Au milieu de cette profusion de fleurs, le manoir Xuange était empli de silhouettes indistinctes. Les roses se balançaient doucement, les fleurs de poirier s'épanouissaient, et partout dans le manoir Ye de la Cité du Printemps, la beauté était omniprésente ; pourtant, ces personnes préoccupées n'avaient pas le cœur à s'attarder.

Une silhouette simple et élégante apparut au coin du couloir. Un doux tintement de pendentifs en jade attira tous les regards.

Si Cheng Xiangyan était aussi belle qu'une fleur de pêcher, avec ses yeux délicats et brillants et sa beauté douce et charmante, alors cette femme devait être aussi élégante qu'une orchidée. Vêtue d'une jupe Xiang bleu foncé brodée, sa taille fine et sa démarche gracieuse attiraient tous les regards. Même les servantes en jupes de gaze cramoisie derrière elle ne pouvaient éclipser son élégance naturelle, ses sourcils impeccables, ses grands yeux et son cœur bienveillant.

Tandis qu'elle traversait les rangées de fleurs et d'arbres, le long des couloirs sinueux et des longs escaliers, elle se déplaçait avec une élégance et un naturel tels qu'elle flânait dans un tableau.

La diseuse de bonne aventure s'était déjà avancée et s'était inclinée respectueusement : « Salutations, princesse Linghui. »

À l'exception de Leng Shuangcheng, qui restait silencieuse dans un coin, tous s'inclinèrent ou se prosternèrent devant elle. Le regard lumineux et magnifique de Linghui parcourut la cour, s'arrêtant sur le visage de Leng Shuangcheng avec un léger sourire

: «

Levez-vous, tout le monde.

» — Ce sourire était si doux et si accessible.

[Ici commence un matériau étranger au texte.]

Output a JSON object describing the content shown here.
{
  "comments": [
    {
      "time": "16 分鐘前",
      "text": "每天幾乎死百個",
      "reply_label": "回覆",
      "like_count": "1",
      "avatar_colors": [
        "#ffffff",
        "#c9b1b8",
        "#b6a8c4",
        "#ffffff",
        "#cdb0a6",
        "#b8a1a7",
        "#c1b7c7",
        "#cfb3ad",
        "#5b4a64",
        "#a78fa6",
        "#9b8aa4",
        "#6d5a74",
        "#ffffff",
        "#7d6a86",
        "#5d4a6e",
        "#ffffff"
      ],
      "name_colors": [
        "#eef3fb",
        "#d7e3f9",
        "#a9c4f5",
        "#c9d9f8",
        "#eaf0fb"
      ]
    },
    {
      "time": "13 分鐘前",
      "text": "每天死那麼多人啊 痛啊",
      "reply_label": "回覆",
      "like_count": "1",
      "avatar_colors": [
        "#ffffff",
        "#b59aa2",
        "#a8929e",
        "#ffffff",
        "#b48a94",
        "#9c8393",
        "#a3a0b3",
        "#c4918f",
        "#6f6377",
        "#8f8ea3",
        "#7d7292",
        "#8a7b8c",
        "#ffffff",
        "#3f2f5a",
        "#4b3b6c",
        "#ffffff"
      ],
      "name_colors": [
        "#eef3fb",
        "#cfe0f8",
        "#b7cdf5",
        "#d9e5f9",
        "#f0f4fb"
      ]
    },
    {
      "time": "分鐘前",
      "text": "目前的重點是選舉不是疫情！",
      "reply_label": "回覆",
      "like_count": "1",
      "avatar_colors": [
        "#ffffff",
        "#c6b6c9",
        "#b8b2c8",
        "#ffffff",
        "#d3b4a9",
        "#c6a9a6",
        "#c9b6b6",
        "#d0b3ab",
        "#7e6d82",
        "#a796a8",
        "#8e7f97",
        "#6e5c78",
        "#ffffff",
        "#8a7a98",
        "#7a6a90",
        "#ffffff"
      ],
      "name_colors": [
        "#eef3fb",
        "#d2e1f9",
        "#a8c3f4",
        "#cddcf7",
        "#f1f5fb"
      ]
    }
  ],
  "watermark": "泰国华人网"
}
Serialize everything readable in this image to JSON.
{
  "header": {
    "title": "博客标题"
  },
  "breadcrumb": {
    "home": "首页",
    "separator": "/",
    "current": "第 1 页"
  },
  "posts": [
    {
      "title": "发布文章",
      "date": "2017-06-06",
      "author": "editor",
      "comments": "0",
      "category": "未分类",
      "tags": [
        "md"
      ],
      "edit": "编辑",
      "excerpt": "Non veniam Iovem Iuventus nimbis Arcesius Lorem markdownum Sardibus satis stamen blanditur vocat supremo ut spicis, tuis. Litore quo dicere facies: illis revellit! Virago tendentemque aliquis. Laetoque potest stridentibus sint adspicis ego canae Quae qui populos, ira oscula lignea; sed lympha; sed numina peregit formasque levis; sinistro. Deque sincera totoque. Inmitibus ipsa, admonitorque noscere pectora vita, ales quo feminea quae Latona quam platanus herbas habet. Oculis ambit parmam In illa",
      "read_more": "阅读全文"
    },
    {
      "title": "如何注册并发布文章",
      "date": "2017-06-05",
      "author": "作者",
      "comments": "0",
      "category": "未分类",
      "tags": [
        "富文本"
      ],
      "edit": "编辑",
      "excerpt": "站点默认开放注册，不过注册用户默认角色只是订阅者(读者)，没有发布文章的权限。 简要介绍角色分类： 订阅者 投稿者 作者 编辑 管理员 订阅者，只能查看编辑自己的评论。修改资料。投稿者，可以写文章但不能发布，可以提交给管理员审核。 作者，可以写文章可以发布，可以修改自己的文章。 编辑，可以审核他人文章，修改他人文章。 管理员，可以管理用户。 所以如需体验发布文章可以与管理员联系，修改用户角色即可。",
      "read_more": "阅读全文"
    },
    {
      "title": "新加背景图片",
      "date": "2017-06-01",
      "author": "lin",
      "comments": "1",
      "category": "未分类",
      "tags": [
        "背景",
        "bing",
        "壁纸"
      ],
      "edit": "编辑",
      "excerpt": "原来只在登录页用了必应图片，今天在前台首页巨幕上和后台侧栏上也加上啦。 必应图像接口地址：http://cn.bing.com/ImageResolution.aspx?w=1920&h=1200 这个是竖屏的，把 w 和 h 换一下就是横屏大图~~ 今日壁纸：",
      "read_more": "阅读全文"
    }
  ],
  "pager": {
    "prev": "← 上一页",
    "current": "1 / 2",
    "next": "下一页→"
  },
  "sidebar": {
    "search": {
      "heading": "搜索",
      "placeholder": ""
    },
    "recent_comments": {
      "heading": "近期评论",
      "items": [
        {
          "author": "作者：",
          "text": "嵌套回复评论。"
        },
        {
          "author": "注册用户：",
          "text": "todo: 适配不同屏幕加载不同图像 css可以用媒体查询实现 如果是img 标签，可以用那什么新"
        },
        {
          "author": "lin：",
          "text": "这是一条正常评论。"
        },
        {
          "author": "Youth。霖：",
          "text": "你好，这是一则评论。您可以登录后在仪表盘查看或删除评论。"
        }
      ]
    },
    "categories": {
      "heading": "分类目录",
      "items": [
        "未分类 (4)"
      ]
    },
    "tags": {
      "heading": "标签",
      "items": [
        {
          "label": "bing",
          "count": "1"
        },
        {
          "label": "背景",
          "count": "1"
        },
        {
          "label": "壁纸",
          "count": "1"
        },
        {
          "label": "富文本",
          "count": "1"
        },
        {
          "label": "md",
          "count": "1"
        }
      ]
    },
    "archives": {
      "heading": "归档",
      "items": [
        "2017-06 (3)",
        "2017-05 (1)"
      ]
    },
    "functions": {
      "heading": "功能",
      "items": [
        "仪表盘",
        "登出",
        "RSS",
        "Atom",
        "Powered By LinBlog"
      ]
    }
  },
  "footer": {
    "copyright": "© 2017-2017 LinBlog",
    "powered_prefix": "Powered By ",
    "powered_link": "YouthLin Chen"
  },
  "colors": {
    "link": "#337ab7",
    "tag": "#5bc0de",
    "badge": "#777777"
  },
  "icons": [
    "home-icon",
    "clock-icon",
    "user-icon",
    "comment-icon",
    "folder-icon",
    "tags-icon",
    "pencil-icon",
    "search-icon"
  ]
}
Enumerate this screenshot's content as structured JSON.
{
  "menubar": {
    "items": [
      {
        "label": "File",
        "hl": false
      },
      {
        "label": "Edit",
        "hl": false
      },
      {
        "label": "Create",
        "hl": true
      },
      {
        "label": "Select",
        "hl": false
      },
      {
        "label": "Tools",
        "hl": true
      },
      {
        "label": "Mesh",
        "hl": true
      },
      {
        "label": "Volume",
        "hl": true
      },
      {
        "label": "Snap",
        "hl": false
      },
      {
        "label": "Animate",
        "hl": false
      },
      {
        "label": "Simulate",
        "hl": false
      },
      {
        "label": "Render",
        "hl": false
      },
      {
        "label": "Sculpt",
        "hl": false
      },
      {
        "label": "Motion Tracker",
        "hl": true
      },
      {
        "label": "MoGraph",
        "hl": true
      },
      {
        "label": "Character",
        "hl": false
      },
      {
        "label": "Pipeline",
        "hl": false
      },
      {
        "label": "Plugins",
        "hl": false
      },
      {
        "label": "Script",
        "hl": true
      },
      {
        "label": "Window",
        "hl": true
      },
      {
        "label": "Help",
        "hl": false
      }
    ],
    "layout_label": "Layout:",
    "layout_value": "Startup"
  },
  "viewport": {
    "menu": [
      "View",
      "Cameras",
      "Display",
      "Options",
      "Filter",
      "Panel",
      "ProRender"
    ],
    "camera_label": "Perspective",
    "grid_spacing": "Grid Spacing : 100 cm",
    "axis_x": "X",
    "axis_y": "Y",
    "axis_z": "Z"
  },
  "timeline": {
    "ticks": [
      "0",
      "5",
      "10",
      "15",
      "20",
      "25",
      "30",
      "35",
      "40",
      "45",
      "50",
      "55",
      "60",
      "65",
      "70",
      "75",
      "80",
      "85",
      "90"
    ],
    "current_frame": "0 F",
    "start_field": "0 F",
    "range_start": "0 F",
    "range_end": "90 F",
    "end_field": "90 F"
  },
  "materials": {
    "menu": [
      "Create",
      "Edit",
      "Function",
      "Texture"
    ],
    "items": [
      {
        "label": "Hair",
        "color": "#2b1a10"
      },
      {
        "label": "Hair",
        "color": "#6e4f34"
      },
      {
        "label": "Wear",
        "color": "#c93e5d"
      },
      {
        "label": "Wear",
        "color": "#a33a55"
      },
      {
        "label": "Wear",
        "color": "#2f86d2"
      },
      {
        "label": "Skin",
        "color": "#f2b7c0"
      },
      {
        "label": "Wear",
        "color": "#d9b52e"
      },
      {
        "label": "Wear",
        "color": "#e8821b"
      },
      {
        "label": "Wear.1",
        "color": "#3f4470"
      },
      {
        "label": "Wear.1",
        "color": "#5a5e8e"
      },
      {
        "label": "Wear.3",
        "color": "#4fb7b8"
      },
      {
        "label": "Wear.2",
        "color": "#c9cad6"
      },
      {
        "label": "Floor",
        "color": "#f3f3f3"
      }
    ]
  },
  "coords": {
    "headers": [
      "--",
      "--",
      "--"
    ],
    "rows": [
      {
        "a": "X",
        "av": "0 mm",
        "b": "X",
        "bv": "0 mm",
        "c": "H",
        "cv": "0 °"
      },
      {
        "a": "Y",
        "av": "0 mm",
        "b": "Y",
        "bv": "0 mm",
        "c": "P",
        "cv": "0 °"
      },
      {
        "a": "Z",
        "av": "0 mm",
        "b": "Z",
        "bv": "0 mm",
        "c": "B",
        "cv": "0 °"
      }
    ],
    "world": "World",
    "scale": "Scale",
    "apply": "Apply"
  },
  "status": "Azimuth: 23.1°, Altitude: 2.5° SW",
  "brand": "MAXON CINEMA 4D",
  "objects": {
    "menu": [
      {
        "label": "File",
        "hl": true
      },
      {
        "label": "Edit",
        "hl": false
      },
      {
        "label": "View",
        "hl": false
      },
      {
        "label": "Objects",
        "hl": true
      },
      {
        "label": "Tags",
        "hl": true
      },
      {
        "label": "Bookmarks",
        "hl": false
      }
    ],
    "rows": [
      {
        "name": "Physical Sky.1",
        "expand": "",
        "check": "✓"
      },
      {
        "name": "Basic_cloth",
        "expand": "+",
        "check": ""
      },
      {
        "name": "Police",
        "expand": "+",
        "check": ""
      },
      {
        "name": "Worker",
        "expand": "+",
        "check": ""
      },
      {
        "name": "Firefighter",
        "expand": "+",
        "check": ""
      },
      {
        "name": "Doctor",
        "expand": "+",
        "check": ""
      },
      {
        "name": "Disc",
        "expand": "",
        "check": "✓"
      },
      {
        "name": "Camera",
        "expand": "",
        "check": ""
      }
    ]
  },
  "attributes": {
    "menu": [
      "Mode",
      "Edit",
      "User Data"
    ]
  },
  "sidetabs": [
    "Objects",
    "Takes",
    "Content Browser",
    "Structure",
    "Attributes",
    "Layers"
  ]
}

Leng Shuangcheng ne reconnut pas cette jeune femme en tenue de palais, qui n'avait pas encore vingt ans. Cependant, lorsque la diseuse de bonne aventure s'adressa à elle, il se souvint qu'il s'agissait de la «

princesse Linghui

» mentionnée par Cheng Xiang. La rumeur courait que l'empereur régnant faisait tout son possible pour arranger un mariage entre elle et le prince Qiuye.

Voyant le regard de Ling Hui posé sur lui, Leng Shuangcheng s'inclina légèrement en guise de salutation. Ling Hui sourit de nouveau avec grâce, s'avança vers la porte, tourna son élégant cou et dit à la diseuse de bonne aventure qui la suivait

: «

Je sais tout, Intendant, il n'y a pas lieu de s'inquiéter.

»

Bien que Linghui n'ait prononcé que deux phrases, son élégance, ses manières distinguées et sa silhouette gracieuse impressionnèrent profondément l'assistance. Tous pensèrent la même chose

: Linghui était, dit-on, la favorite de l'empereur. Elle était en effet une princesse à la beauté d'une orchidée et à l'allure royale.